Measurement and Operations
Documentation work gets stronger when teams can see the work clearly enough to manage it.
That is where measurement and operations matter. I’m interested in the part of documentation work that helps answer practical questions about visibility, scale, consistency, process health, and where attention is actually needed.
What I mean by measurement
I’m not talking about measurement for its own sake.
I’m talking about practical signals that help a team understand things like:
- what is moving
- what is blocked
- where effort is going
- where patterns are forming
- what needs attention first
- where a process is helping or hurting
Good measurement makes it easier to make decisions with less guessing.
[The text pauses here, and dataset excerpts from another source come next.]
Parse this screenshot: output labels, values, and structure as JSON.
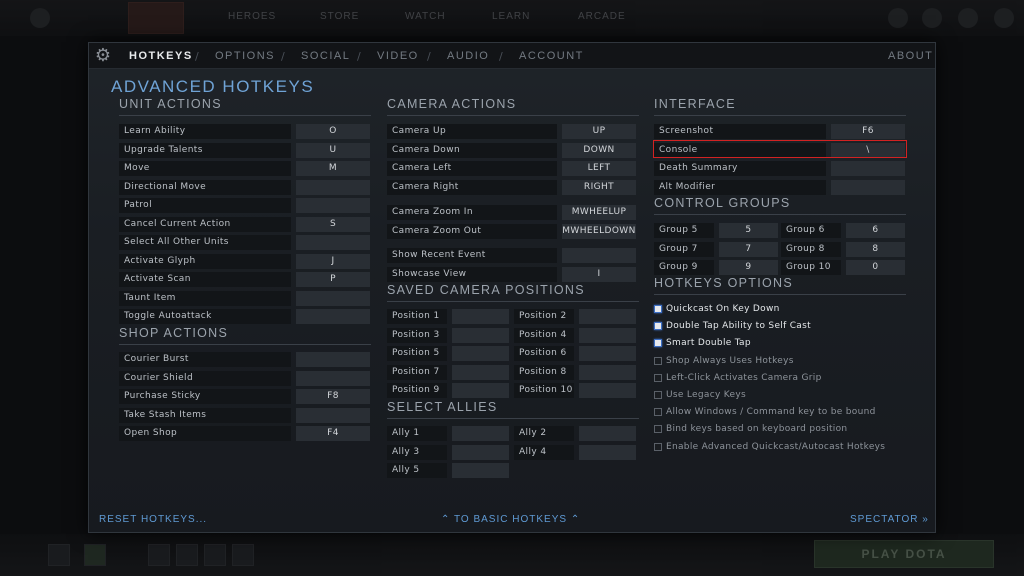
{
  "background": {
    "top_tabs": [
      "HEROES",
      "STORE",
      "WATCH",
      "LEARN",
      "ARCADE"
    ],
    "play_button": "PLAY DOTA"
  },
  "nav": {
    "items": [
      "HOTKEYS",
      "OPTIONS",
      "SOCIAL",
      "VIDEO",
      "AUDIO",
      "ACCOUNT"
    ],
    "separator": "/",
    "about": "ABOUT"
  },
  "page_title": "ADVANCED HOTKEYS",
  "unit_actions": {
    "title": "UNIT ACTIONS",
    "rows": [
      {
        "label": "Learn Ability",
        "key": "O"
      },
      {
        "label": "Upgrade Talents",
        "key": "U"
      },
      {
        "label": "Move",
        "key": "M"
      },
      {
        "label": "Directional Move",
        "key": ""
      },
      {
        "label": "Patrol",
        "key": ""
      },
      {
        "label": "Cancel Current Action",
        "key": "S"
      },
      {
        "label": "Select All Other Units",
        "key": ""
      },
      {
        "label": "Activate Glyph",
        "key": "J"
      },
      {
        "label": "Activate Scan",
        "key": "P"
      },
      {
        "label": "Taunt Item",
        "key": ""
      },
      {
        "label": "Toggle Autoattack",
        "key": ""
      }
    ]
  },
  "shop_actions": {
    "title": "SHOP ACTIONS",
    "rows": [
      {
        "label": "Courier Burst",
        "key": ""
      },
      {
        "label": "Courier Shield",
        "key": ""
      },
      {
        "label": "Purchase Sticky",
        "key": "F8"
      },
      {
        "label": "Take Stash Items",
        "key": ""
      },
      {
        "label": "Open Shop",
        "key": "F4"
      }
    ]
  },
  "camera_actions": {
    "title": "CAMERA ACTIONS",
    "rows": [
      {
        "label": "Camera Up",
        "key": "UP"
      },
      {
        "label": "Camera Down",
        "key": "DOWN"
      },
      {
        "label": "Camera Left",
        "key": "LEFT"
      },
      {
        "label": "Camera Right",
        "key": "RIGHT"
      },
      {
        "label": "Camera Zoom In",
        "key": "MWHEELUP"
      },
      {
        "label": "Camera Zoom Out",
        "key": "MWHEELDOWN"
      },
      {
        "label": "Show Recent Event",
        "key": ""
      },
      {
        "label": "Showcase View",
        "key": "I"
      }
    ]
  },
  "saved_camera": {
    "title": "SAVED CAMERA POSITIONS",
    "left": [
      "Position 1",
      "Position 3",
      "Position 5",
      "Position 7",
      "Position 9"
    ],
    "right": [
      "Position 2",
      "Position 4",
      "Position 6",
      "Position 8",
      "Position 10"
    ]
  },
  "select_allies": {
    "title": "SELECT ALLIES",
    "left": [
      "Ally 1",
      "Ally 3",
      "Ally 5"
    ],
    "right": [
      "Ally 2",
      "Ally 4"
    ]
  },
  "interface": {
    "title": "INTERFACE",
    "rows": [
      {
        "label": "Screenshot",
        "key": "F6"
      },
      {
        "label": "Console",
        "key": "\\"
      },
      {
        "label": "Death Summary",
        "key": ""
      },
      {
        "label": "Alt Modifier",
        "key": ""
      }
    ]
  },
  "control_groups": {
    "title": "CONTROL GROUPS",
    "left": [
      {
        "label": "Group 5",
        "key": "5"
      },
      {
        "label": "Group 7",
        "key": "7"
      },
      {
        "label": "Group 9",
        "key": "9"
      }
    ],
    "right": [
      {
        "label": "Group 6",
        "key": "6"
      },
      {
        "label": "Group 8",
        "key": "8"
      },
      {
        "label": "Group 10",
        "key": "0"
      }
    ]
  },
  "hotkeys_options": {
    "title": "HOTKEYS OPTIONS",
    "items": [
      {
        "label": "Quickcast On Key Down",
        "checked": true
      },
      {
        "label": "Double Tap Ability to Self Cast",
        "checked": true
      },
      {
        "label": "Smart Double Tap",
        "checked": true
      },
      {
        "label": "Shop Always Uses Hotkeys",
        "checked": false
      },
      {
        "label": "Left-Click Activates Camera Grip",
        "checked": false
      },
      {
        "label": "Use Legacy Keys",
        "checked": false
      },
      {
        "label": "Allow Windows / Command key to be bound",
        "checked": false
      },
      {
        "label": "Bind keys based on keyboard position",
        "checked": false
      },
      {
        "label": "Enable Advanced Quickcast/Autocast Hotkeys",
        "checked": false
      }
    ]
  },
  "footer": {
    "reset": "RESET HOTKEYS...",
    "basic": "TO BASIC HOTKEYS",
    "spectator": "SPECTATOR"
  }
}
How this has shown up in my work
This has shown up in my work through:
- documentation metrics in Tableau
- automated reporting systems
- Excel-based process support
- visibility into team work and content operations
- documentation planning and prioritization
- support for process improvement through better data
In roles at both Meta and Jack Henry, I’ve worked on the operational side of documentation, not just the authored content.
Why operations matter in documentation
A lot of documentation problems are not really sentence problems.
They are operations problems.
For example:
- content is hard to track
- priorities are unclear
- changes are not visible enough
- the workload is uneven
- teams do not have a reliable view of progress
- useful standards exist but are not supported by the workflow
That is why I care about the operational side of the work.
What I try to improve
When I work in this space, I’m usually trying to improve one or more of these:
- visibility
- consistency
- maintainability
- prioritization
- workflow clarity
- decision support
The point
The point of measurement and operations is not bureaucracy.
The point is to help a documentation team see reality more clearly and work in a way that is easier to sustain.